# Homework Help: Determine the horizontal distance travelled during its motion

1. Mar 25, 2009

### Ry122

A rock is projected from the edge of the top of a building with an initial velocity of 17.1 m/s at an angle of 37degrees above the horizontal. The rock strikes the ground a horizontal distance of 59.7 m from the base of the building. Assume that the ground is level and that the side of the building is vertical. How tall is the building?

My attempt:
This is the method i used to solve the problem:
1. I calculated the time to for the rock to carry out it's parabolic motion. To do this i just used v=u + at and u=17.1cos37 v=0 a=-9.8
t then was equal to 1.05. I multiplied this by two since a parabola is symmetric.

i then used this time to determine the horizontal distance travelled during its parabolic motion.

Then I subtracted this distance from the complete horizontal distance travelled which
gave me the horizontal distance travelled during its non parabolic flight.

This then allowed me to calculate the time of non-parabolic flight, which I then used
to calculate the vertical distance travelled during non-parabolic flight which would be equal to the height of the building.

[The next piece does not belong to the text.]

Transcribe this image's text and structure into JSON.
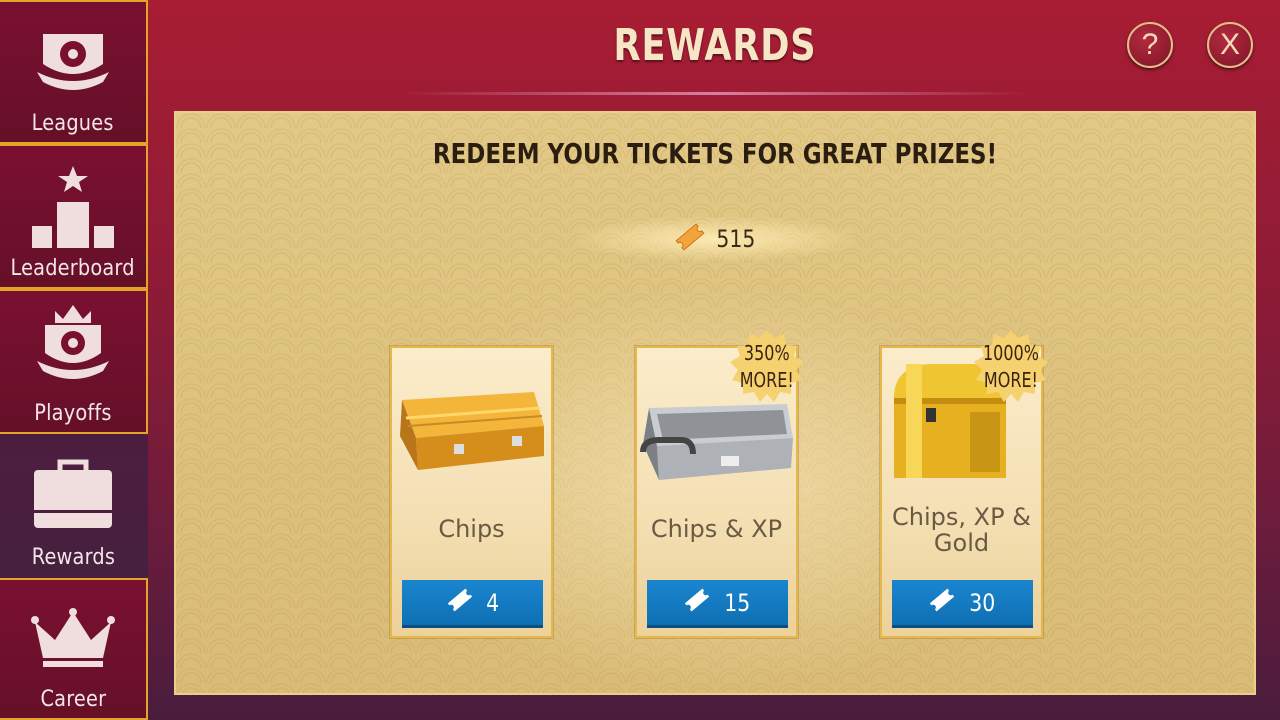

The final answer I got was 34.202m which is incorrect. Can someone point out where I've gone wrong?
Thanks

2. Mar 25, 2009

### rl.bhat

Re: Kinematics

u=17.1cos37 v=0 a=-9.8
This step is wrong.
What is the vertical component of initial velocity?

3. Mar 25, 2009

### Ry122

Re: Kinematics

sorry, it should be sin, that was just an error in my typing, what i have in my calculations however is correct.

4. Mar 25, 2009

### quZz

Re: Kinematics

I don't understand what are you doing in this part... are you trying to solve the equation u+at = 0? if yes then what for?

5. Mar 25, 2009

### Ry122

Re: Kinematics

im solving for t so that i can determine for what duration the rock is in the air while above the building so that i can then determine how long the rock is in the air below the building.
the time that the rock is in the air below the building for can then be used to determine how far the rock fell vertically while below the building hence determining the height of the building.

6. Mar 25, 2009

### DorianG

Re: Kinematics

Isn't the flight path after the projectile falls below its original trajectory point still parabolic?
I'm not 100% certain on that, maybe someone else can confirm...

7. Mar 25, 2009

### rl.bhat

Re: Kinematics

Through out the motion it is projectile motion.
In this problem the range of the projectile, initial velocity and the angle of projection is given. From these values you can find the time flight.
Once you know the time of flight you can find the height of the building.

8. Mar 25, 2009

### Ry122

Re: Kinematics

yeah it probably is still parabolic but thats not gonna make my method of calculation incorrect in any way.

rl.bhat i did find the time of flight to determine the height of the building, but my final answer was incorrect.

can you please work the problem out and see if you get an answer different from mine?
Thanks

9. Mar 25, 2009

### rl.bhat

Re: Kinematics

10. Mar 26, 2009

### Ry122

Re: Kinematics

Can you show me your working?

11. Mar 26, 2009

### rl.bhat

Re: Kinematics

I am using the general equation of projectile.

Y = x*Voy/Vox -1/2*g*x^2/Vox^2
In this problem you have to take Y negative, because you are measuring it in the downward direction.